801 Infection Control Programs in Psychiatric Hospitals

Sunday, March 21, 2010
Grand Hall (Hyatt Regency Atlanta)
Regina C. Almeida, PhD , Fundação Hospitalar do Estado de Minas Gerais, Belo Horizonte, Brazil
Denise S. Lourenço, RN , Fundação Hospitalar do Estado de Minas Gerais, Belo Horizonte, Brazil
Ana Paula G. Macedo, Occup, Therapist , Fundação Hospitalar do Estado de Minas Gerais, Belo Horizonte, Brazil
Mara H. Faria, Psychologist , Fundação Hospitalar do Estado de Minas Gerais, Belo Horizonte, Brazil
Roberta P. Morais, Occup, Therapist , Fundação Hospitalar do Estado de Minas Gerais, Belo Horizonte, Brazil
Juliana G. Menicucci, Psychologist , Fundação Hospitalar do Estado de Minas Gerais, Belo Horizonte, Brazil
Flávia A. Guimarães, Occup, Therapist , Fundação Hospitalar do Estado de Minas Gerais, Belo Horizonte, Brazil
Vanessa F. Costa, Psychologist , Fundação Hospitalar do Estado de Minas Gerais, Belo Horizonte, Brazil
Background: A Joint Commission for Healthcare Organizations (JCAHO) suggests that an infection control program must be guided by two basic premises: it must be suitable for the serviced population and have its main epidemiological aspects determined by the institution. The challenge facing the infection control services is to associate these recommendations to the scientific knowledge, to the available resources and to the creativity to elaborate prevention programs for the differentiated mental health services.

Objective: To develop activities and technical scientific materials to be utilized as a support to the infection control program in psychiatric hospitals

Methods: A descriptive study of the activities and technical scientific materials developed for the infection control program in a public psychiatric hospital from November, 2003 to August, 2009.
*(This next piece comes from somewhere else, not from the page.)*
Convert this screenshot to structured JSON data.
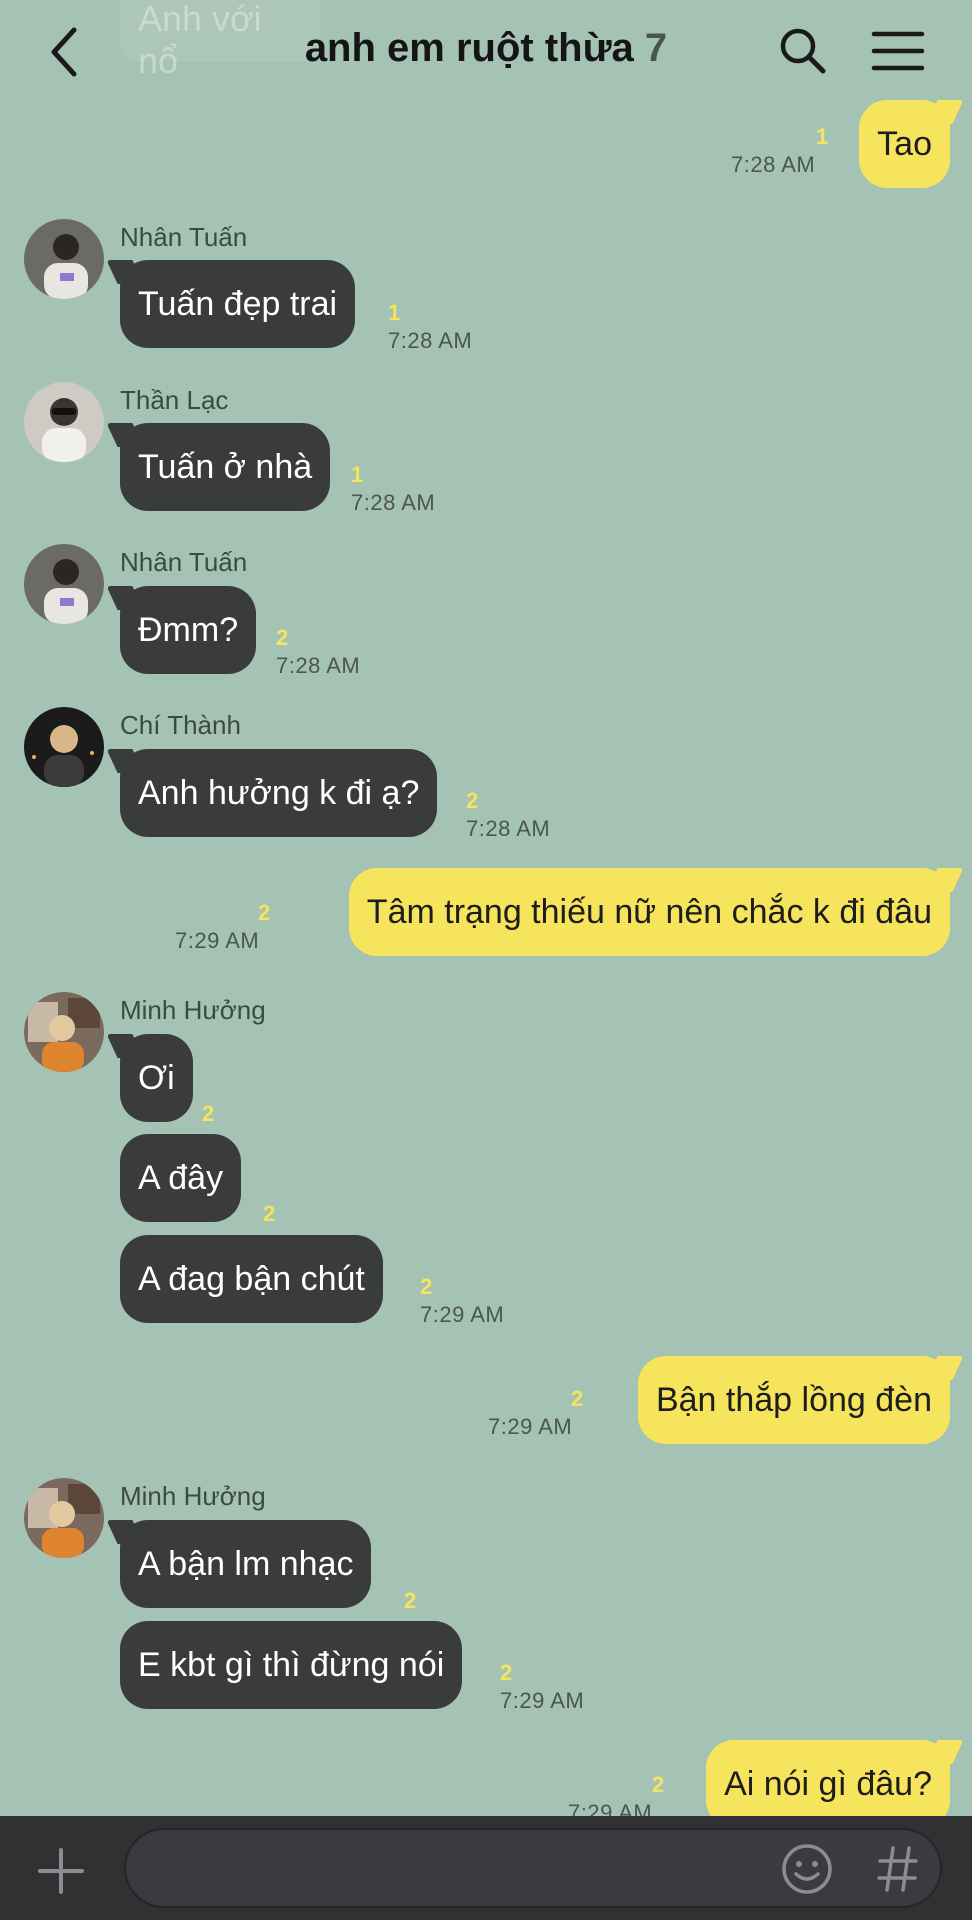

Results: The systematic data collection of the Infection Control Service of the Instituto Raul Soares, were utilized to identify the local necessities. For the patients, the following were selected: basic hygiene care, vaccinations for tetanus, diphtheria, pneumococcal pneumonia, influenza and hepatitis B for long term elderly inpatients and bearers of clinical comorbities such as mellitus diabetes, and orientations for sexually transmitted diseases, birth control, breast nodules and prostate pathologies. Vaccinations were recommended and training in biosecurity was elaborated for the employees and social care workers. Recently, approaches related to the Influenza A pandemics were developed with patients, visitors and professionals. The activities were carried out through workshops, classes, lectures, specific materials and the assembling of kits; they were adapted to the patients by utilizing the local patios, football field and beauty parlor.

Conclusions: The programs, activities and technical scientific materials utilized were welcome by the patients, professionals and individuals involved in the service activities.The ones elaborated with the objective of approaching pediculosis and scabies are shown with the infestation rates, the accidents involving blood and body fluids are monitored and the vaccinations are re-evaluated annually. It is believed that prevention programs will always be necessary, must be dynamic and, whenever possible, must be re-evaluated.